A man taking shelter in a Seattle church to avoid deportation is not giving up.

Jose Robles came to Gethsemane Lutheran Church nearly two weeks ago, the same day he was scheduled to board a flight to Mexico.

Robles had lived in the U.S. for 18 years and is the father of three girls. He runs a small painting company in Lakewood.

“In this situation, I find myself in, is one of the most difficult I’ve ever had to face,” said Robles through an interpreter.

His immigration fight began years ago after several traffic violations.

MORE: Man seeks sanctuary in Seattle church to avoid deportation

Robles is able to shelter at the church because of an Immigrations and Customs Enforcement policy on "sensitive locations." Generally, it means ICE agents refrain from conducting arrest at places like schools, medical center, and places of worship.

An ICE spokesperson sent the following statement:

“ICE initially encountered Jose Robles-Martinez in 2010 following an arrest on local charges at the Pierce County Jail. Mr. Robles-Martinez is a native and citizen of Mexico who was ordered removed by an immigration judge in 2013. Since then, ICE has granted Mr. Robles-Martinez year-long stays of removals three separate times. ICE also allowed him an additional 90-days to prepare for his departure so that his children could finish the school year.”

“Determinations regarding the manner and location of arrests are made on a case-by-case basis, taking into consideration all aspects of the situation, including the target’s criminal history, safety considerations, the viability of the leads on the individual’s whereabouts, and the nature of the prospective arrest location.”

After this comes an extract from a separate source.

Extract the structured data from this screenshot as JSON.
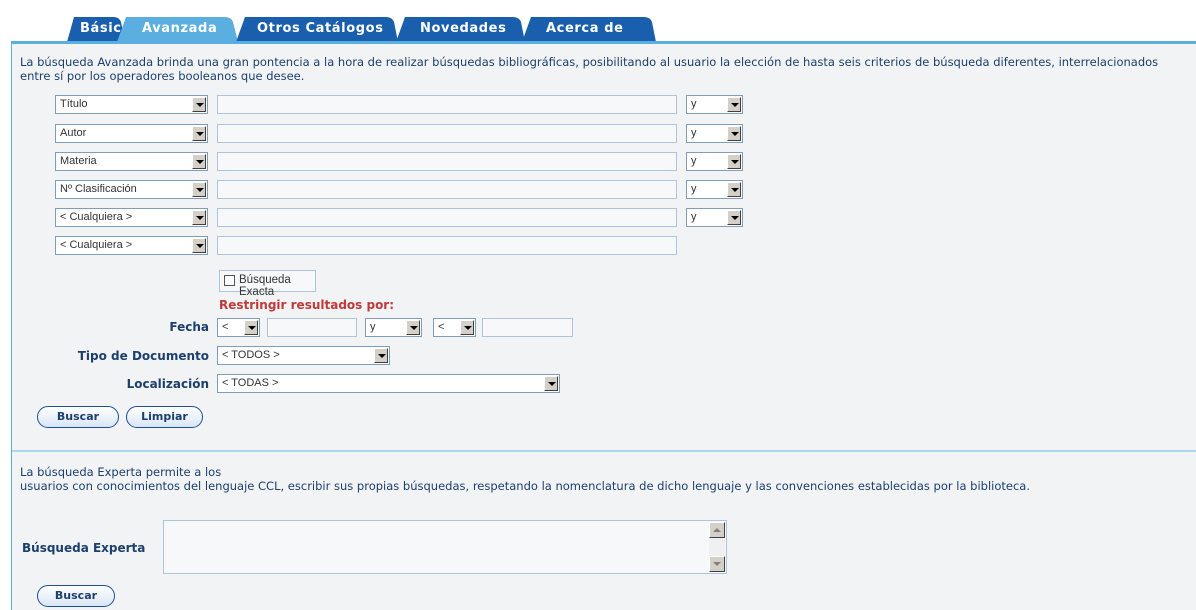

“We support Jose, a hard-working, faith-filled and family oriented man who has worked here for 18 years,” said Michael Ramos, executive director of the Church Council of Greater Seattle.

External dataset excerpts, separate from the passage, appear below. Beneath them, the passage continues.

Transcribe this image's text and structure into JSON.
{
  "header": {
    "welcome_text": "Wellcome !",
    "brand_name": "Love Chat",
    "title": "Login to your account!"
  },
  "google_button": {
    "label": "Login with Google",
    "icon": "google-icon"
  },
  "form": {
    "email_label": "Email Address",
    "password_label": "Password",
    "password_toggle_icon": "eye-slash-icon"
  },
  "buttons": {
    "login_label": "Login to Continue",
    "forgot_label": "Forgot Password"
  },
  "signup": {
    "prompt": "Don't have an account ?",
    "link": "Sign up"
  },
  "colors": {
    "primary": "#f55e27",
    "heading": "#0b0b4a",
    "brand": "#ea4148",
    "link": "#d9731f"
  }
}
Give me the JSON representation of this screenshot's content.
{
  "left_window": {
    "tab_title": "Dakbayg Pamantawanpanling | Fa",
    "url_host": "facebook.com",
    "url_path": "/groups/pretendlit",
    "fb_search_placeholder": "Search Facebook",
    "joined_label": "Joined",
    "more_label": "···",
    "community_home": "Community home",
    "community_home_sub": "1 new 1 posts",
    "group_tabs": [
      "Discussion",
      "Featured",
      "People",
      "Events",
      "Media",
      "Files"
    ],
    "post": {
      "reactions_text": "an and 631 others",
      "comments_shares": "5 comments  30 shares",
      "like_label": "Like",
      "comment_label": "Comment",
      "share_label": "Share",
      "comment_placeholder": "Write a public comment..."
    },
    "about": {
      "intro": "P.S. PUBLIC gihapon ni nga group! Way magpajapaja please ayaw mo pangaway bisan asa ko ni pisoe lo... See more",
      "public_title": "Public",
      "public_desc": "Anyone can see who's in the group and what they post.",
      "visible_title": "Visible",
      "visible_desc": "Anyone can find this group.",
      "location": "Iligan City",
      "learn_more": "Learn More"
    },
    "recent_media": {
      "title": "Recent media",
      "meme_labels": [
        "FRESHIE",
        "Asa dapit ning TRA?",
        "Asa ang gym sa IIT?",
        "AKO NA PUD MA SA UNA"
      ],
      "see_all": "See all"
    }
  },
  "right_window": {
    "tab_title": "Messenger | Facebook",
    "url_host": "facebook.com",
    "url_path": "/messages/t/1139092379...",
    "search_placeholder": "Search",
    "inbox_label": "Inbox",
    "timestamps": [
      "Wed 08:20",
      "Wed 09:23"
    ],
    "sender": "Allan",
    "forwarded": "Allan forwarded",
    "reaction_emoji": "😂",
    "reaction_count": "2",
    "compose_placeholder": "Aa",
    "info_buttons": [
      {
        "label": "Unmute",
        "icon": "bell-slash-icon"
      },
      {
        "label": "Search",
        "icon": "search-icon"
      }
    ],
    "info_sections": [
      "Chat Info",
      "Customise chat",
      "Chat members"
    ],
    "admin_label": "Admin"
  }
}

“Family has always come first for me, and this is why it’s tearing my heart apart,” said Robles. “I love my daughters and my wife, and I can see how this is affecting them, especially my youngest daughter Natalie.”

“I can’t get much sleep,” Natalie said. “Can’t eat that much. It’s all from this problem.”

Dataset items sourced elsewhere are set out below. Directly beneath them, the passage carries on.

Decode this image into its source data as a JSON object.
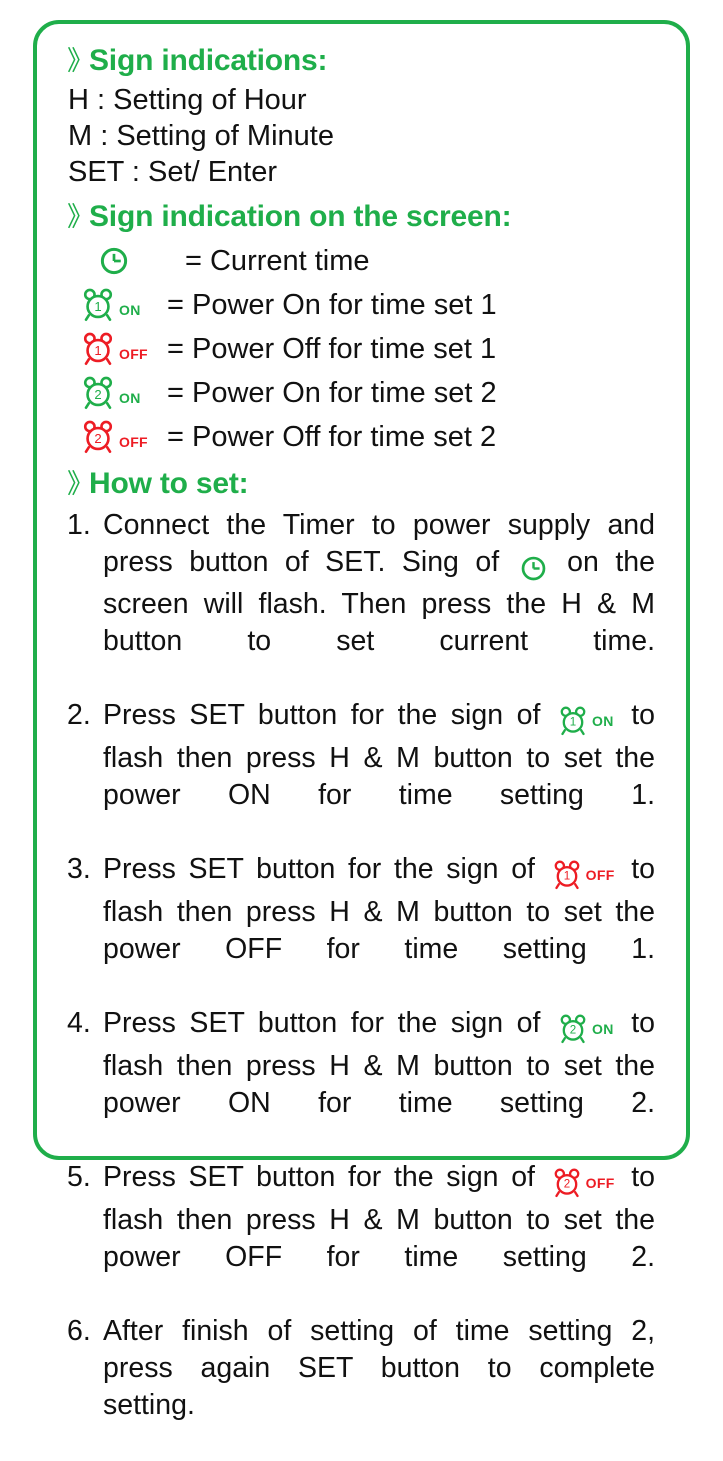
{
  "colors": {
    "green": "#1FAE4A",
    "red": "#ED1C24",
    "text": "#111111",
    "border": "#1FAE4A",
    "background": "#FFFFFF"
  },
  "card": {
    "bullet_glyph": "》"
  },
  "sections": {
    "sign_indications": {
      "heading": "Sign indications:",
      "lines": [
        "H : Setting of Hour",
        "M : Setting of Minute",
        "SET : Set/ Enter"
      ]
    },
    "sign_on_screen": {
      "heading": "Sign indication on the screen:",
      "rows": [
        {
          "icon": "clock-icon",
          "icon_color": "#1FAE4A",
          "badge": "",
          "digit": "",
          "text": "= Current time"
        },
        {
          "icon": "alarm-clock-icon",
          "icon_color": "#1FAE4A",
          "badge": "ON",
          "digit": "1",
          "text": "= Power On for time set 1"
        },
        {
          "icon": "alarm-clock-icon",
          "icon_color": "#ED1C24",
          "badge": "OFF",
          "digit": "1",
          "text": "= Power Off for time set 1"
        },
        {
          "icon": "alarm-clock-icon",
          "icon_color": "#1FAE4A",
          "badge": "ON",
          "digit": "2",
          "text": "= Power On for time set 2"
        },
        {
          "icon": "alarm-clock-icon",
          "icon_color": "#ED1C24",
          "badge": "OFF",
          "digit": "2",
          "text": "= Power Off for time set 2"
        }
      ]
    },
    "how_to_set": {
      "heading": "How to set:",
      "steps": [
        {
          "number": "1.",
          "text_before": "Connect the Timer to power supply and press button of SET. Sing of",
          "icon": "clock-icon",
          "icon_color": "#1FAE4A",
          "digit": "",
          "badge": "",
          "text_after": "on the screen will flash. Then press the H & M button to set current time."
        },
        {
          "number": "2.",
          "text_before": "Press SET button for the sign of",
          "icon": "alarm-clock-icon",
          "icon_color": "#1FAE4A",
          "digit": "1",
          "badge": "ON",
          "text_after": "to flash then press H & M button to set the power ON for time setting 1."
        },
        {
          "number": "3.",
          "text_before": "Press SET button for the sign of",
          "icon": "alarm-clock-icon",
          "icon_color": "#ED1C24",
          "digit": "1",
          "badge": "OFF",
          "text_after": "to flash then press H & M button to set the power OFF for time setting 1."
        },
        {
          "number": "4.",
          "text_before": "Press SET button for the sign of",
          "icon": "alarm-clock-icon",
          "icon_color": "#1FAE4A",
          "digit": "2",
          "badge": "ON",
          "text_after": "to flash then press H & M button to set the power ON for time setting 2."
        },
        {
          "number": "5.",
          "text_before": "Press SET button for the sign of",
          "icon": "alarm-clock-icon",
          "icon_color": "#ED1C24",
          "digit": "2",
          "badge": "OFF",
          "text_after": "to flash then press H & M button to set the power OFF for time setting 2."
        },
        {
          "number": "6.",
          "text_before": "After finish of setting of time setting 2, press again SET button to complete setting.",
          "icon": "",
          "icon_color": "",
          "digit": "",
          "badge": "",
          "text_after": ""
        }
      ]
    }
  }
}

Robles’ attorney, Sandy Restrepo, said she sees two primary options going forward – either they get an emergency stay of removal from the Board of Immigration Appeals, or a signature from Lakewood Police certifying him the victim of a violent crime. Then they believe he could qualify for a U.S. visa.

“Some sanctuary cases have lasted six to nine months, so we’re not sure what the timeline is exactly right now,” said Restrepo. “But if Lakewood doesn’t sign, it’d really be up to my client to decide how long he’d want to be in sanctuary.”

She added that his supporters tried to deliver pens to Lakewood PD – a symbol of the signature he needs. They said they were turned away.

Without some new development, Robles’ foreseeable future will take place inside the church.

“This has been the most impactful and our family has been very damaged psychologically because of this,” Robles said.

Lakewood Police did not initially return a request for comment. Previously, the department told KING 5 it could not discuss someone’s immigration status, so it couldn’t comment on the issue.